Guiné 63/74 - P16374: Outras memórias da minha guerra (José Ferreira da Silva) (25): Relatório de Operações do último almoço-convívio da CART 1689

1. O nosso camarada José Ferreira da Silva (ex-Fur Mil Op Esp da CART 1689/BART 1913, , Catió, Cabedu, Gandembel e Canquelifá, 1967/69), enviou-nos o Relatório de Operações do último almoço-convívio da sua Unidade para integrar as suas "Outras Memórias da Minha Guerra".


Outras memórias da minha guerra

24 - “O nosso fim está próximo”

(… assim, a modos de “Relatório de Operações” do último almoço-convívio da CART 1689)

Por incrível que pareça, os militares da nossa CART 1689 assinalam, em convívio almoçarado, não a data do seu regresso da guerra, mas o da partida. Mas ninguém sabe porquê ou de quem foi a ideia.

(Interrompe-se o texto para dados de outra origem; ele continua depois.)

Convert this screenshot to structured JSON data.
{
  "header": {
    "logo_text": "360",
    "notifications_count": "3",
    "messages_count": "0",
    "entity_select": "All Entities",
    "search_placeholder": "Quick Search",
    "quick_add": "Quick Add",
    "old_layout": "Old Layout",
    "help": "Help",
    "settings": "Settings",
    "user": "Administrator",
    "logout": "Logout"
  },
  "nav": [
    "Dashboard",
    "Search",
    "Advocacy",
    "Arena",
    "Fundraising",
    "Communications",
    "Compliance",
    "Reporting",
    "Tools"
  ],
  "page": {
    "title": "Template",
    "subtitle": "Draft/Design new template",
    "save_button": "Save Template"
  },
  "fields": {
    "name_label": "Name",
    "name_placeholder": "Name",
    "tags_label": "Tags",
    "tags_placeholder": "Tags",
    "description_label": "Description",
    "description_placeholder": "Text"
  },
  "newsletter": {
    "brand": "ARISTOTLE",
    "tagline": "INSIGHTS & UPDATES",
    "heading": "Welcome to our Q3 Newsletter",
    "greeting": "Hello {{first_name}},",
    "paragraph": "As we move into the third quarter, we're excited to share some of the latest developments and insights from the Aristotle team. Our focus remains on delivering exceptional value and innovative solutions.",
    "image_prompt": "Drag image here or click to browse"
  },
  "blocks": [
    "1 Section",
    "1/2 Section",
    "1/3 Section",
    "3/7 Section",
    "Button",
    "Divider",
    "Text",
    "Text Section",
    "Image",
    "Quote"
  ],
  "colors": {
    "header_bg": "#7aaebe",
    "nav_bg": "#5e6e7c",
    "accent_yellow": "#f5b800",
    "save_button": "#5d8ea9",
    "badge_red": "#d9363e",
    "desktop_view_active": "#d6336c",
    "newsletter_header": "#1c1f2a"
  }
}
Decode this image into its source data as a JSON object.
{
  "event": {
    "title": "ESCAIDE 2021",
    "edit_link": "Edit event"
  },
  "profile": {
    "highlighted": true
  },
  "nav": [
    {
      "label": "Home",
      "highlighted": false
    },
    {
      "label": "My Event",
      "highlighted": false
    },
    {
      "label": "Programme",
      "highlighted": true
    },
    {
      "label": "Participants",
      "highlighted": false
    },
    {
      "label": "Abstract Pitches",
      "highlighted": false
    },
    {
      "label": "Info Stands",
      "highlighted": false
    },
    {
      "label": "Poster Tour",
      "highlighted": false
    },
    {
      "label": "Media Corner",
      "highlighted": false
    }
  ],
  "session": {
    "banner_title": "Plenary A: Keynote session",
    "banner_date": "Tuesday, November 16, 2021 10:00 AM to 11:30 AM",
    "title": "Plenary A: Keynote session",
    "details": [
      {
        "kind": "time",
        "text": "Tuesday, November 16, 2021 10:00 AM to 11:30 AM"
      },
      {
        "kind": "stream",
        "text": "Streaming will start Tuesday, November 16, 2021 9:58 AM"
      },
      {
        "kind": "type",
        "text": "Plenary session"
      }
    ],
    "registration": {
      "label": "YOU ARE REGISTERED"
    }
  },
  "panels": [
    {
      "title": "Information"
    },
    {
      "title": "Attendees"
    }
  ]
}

Lá, todos os dias 26 eram motivo de satisfação, de alegria e de bebedeira. Isto justificava-se porque a contagem era implacável e só a sua soma, mês a mês, nos daria o descanso, o regresso e a libertação. Cada mês que passava parecia mais uma senha de uma lotaria que nos ajudaria a obter o prémio final. Era por isso que a importância festiva se acentuava mais e mais à medida que os meses passavam.
Saturados de guerra, deixámos passar uns onze anos sem nos termos reencontrado. Excepcionalmente, os que eram vizinhos, iam-se encontrando mas sem qualquer tipo de manifestação festiva ou com carácter de regularidade. Porém, chegou-se à conclusão que havia muitas saudades daquelas amizades de excepção que se havia criado. Foi o falecido Mariz que juntou, o “núcleo duro” dos graduados, no Restaurante D. Sancho, perto da Curia. A partir dali, procuraram-se contactos, através do “passa a palavra” e de anúncios em jornais (JN e Bola). Então, reunimos em Crestuma 2 ou 3 vezes, mas o número de presenças não evoluía. A malta havia seguido a sua vida, após a chegada da guerra e dispersou-se, inclusive pelo estrangeiro.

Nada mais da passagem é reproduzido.